Le Mariage forcé de Molière, mise en scène de Louis Arene
Créée au Studio-Théâtre de la Comédie-Française en 2022 et reprise au Théâtre du Rond-Point l’an passé, ce spectacle revient au Vieux-Colombier, pour le bonheur du public. Ici, inversion des rôles: Sganarelle est joué par l’extraordinaire Julie Sicard et Dorimène, par François de Brauer, fidèle du Munstrum théâtre et seul comédien extérieur à la Comédie-Française. Gaël Kamilindi joue Alcidas, Géronimo et une Bohémienne, Benjamin Lavernhe incarne Pancrase, Lycaste et une Bohémienne. Sylvia Bergé joue Alcantor et une Bohémienne.

Pour le metteur en scène et créateur avec Lionel Lingelser, du Munstrum Théâtre: «Cette inversion des rôles est un procédé comique très efficace et en même temps, révèle les inégalités de genre, omniprésentes à l’époque de Molière, et malheureusement toujours actuelles. Avec une grande habileté, il fait de la jeune épouse soumise, une prédatrice relativement émancipée. Et, quant au bourgeois, fier et orgueilleux, c’est une proie, victime de sa propre vanité, et dont la virilité va être broyée. »
De manière surprenante, le mariage, cellule patriarcale par excellence, devient pour Dorimène, un outil de réappropriation de sa liberté. Espace inhabituel pour une farce de Molière, la scénographie signée Éric Ruf et Louis Arene, est une boîte au sol pentu, toute en lattes en bois blanc où Sganarelle sera mis en danger.
Les costumes -exceptionnels- de Colombe Lauriot-Prévost accompagnent cette farce audacieuse et drôle qui va basculer dans une violente folie, comme Orange Mécanique, le film de Stanley Kubrick (1974). Les interprètes jouent tous masqués et des prothèses apparentes accentuent le caractère de leur personnage à un rythme qui s’accélère.
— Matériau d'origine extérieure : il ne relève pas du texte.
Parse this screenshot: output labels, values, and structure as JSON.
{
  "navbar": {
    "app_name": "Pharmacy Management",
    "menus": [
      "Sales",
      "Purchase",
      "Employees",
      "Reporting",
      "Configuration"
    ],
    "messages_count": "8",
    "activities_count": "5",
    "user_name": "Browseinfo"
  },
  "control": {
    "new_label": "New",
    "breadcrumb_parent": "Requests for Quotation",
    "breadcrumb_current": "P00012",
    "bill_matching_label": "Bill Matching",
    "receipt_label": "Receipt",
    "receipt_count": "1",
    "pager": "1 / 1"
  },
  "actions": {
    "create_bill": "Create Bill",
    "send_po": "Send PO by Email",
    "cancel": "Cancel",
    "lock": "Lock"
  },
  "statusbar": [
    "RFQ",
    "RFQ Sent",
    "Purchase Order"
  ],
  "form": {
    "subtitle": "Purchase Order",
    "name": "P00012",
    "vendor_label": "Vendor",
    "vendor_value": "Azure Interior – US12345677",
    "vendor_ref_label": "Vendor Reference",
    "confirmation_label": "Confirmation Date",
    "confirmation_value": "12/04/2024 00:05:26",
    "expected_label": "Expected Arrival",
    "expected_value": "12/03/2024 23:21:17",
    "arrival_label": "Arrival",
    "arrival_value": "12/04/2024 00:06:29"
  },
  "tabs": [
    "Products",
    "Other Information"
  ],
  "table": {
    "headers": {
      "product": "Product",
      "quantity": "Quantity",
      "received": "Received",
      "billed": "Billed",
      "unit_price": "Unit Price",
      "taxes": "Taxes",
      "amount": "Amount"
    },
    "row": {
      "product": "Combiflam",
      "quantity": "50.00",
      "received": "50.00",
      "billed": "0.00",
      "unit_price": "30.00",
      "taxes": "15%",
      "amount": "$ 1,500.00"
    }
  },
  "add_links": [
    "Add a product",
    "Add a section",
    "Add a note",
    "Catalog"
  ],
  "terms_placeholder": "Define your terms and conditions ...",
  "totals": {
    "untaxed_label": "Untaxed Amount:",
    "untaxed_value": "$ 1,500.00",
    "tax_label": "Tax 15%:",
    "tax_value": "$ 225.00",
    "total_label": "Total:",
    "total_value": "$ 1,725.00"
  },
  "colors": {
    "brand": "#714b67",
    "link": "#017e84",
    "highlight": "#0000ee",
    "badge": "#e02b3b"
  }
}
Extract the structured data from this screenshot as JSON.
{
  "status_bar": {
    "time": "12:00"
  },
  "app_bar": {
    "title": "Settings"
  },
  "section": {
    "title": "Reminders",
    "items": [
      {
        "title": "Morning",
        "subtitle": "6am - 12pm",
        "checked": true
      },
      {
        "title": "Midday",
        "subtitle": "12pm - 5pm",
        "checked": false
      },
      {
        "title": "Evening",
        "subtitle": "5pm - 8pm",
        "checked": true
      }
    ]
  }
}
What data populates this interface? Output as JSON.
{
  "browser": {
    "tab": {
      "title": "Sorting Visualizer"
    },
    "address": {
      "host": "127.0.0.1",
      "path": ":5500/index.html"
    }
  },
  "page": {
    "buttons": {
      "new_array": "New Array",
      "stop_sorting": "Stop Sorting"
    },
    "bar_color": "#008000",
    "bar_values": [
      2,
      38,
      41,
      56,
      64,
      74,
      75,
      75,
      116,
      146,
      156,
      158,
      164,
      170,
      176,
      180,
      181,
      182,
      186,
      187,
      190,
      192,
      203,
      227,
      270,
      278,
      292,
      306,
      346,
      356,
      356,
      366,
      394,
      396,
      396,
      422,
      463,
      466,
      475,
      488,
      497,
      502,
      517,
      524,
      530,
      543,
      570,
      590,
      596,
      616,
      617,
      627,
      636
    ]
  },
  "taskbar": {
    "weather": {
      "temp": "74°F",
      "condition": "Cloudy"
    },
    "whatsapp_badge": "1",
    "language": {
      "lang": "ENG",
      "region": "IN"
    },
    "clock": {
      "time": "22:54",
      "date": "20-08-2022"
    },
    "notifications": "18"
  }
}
De fausses portes claquent, des trappes s’ouvrent, le tout avec une précision remarquable. (Très justement, les régisseurs-plateau salueront avec les acteurs). Cette mise en scène révèle bien le machisme ordinaire… Et le tableau final, avec le mariage du vieux et riche Sganarelle qui désirait épouser une belle jeune femme («Je serai maître de tout. ») basculera dans une violence jubilatoire. Vu les exigences financières de l’heureuse élue, Sganarelle se rétractera. « Me voilà tout à fait dégoûté de mon mariage. »
Mais il épousera Dorimène, sous la contrainte physique des autres personnages… Il en devient pitoyable et on aurait presque envie de le plaindre. La première rencontre avec Dorimène est d’une belle justesse. « C’est une fille qui me plait.», dit-il, prenant à témoin le public. Elle, apeurée derrière son ombrelle, subit les avances physiques et mentales d’un Sganarelle répugnant. Cette scène, d’une cruelle réalité, symbolise les violences quotidiennes faites aux femmes depuis une éternité. Avec cette farce, Louis Arene réussit à montrer les travers odieux de l’âme humaine, ce qu’avait déjà aussi très bien dénoncé Molière, à son époque…
Jean Couturier
Jusqu’au dimanche 2 novembre, Théâtre du Vieux-Colombier, 21 rue du Vieux-Colombier, Paris (VI ème). T. : 01 44 58 15 15.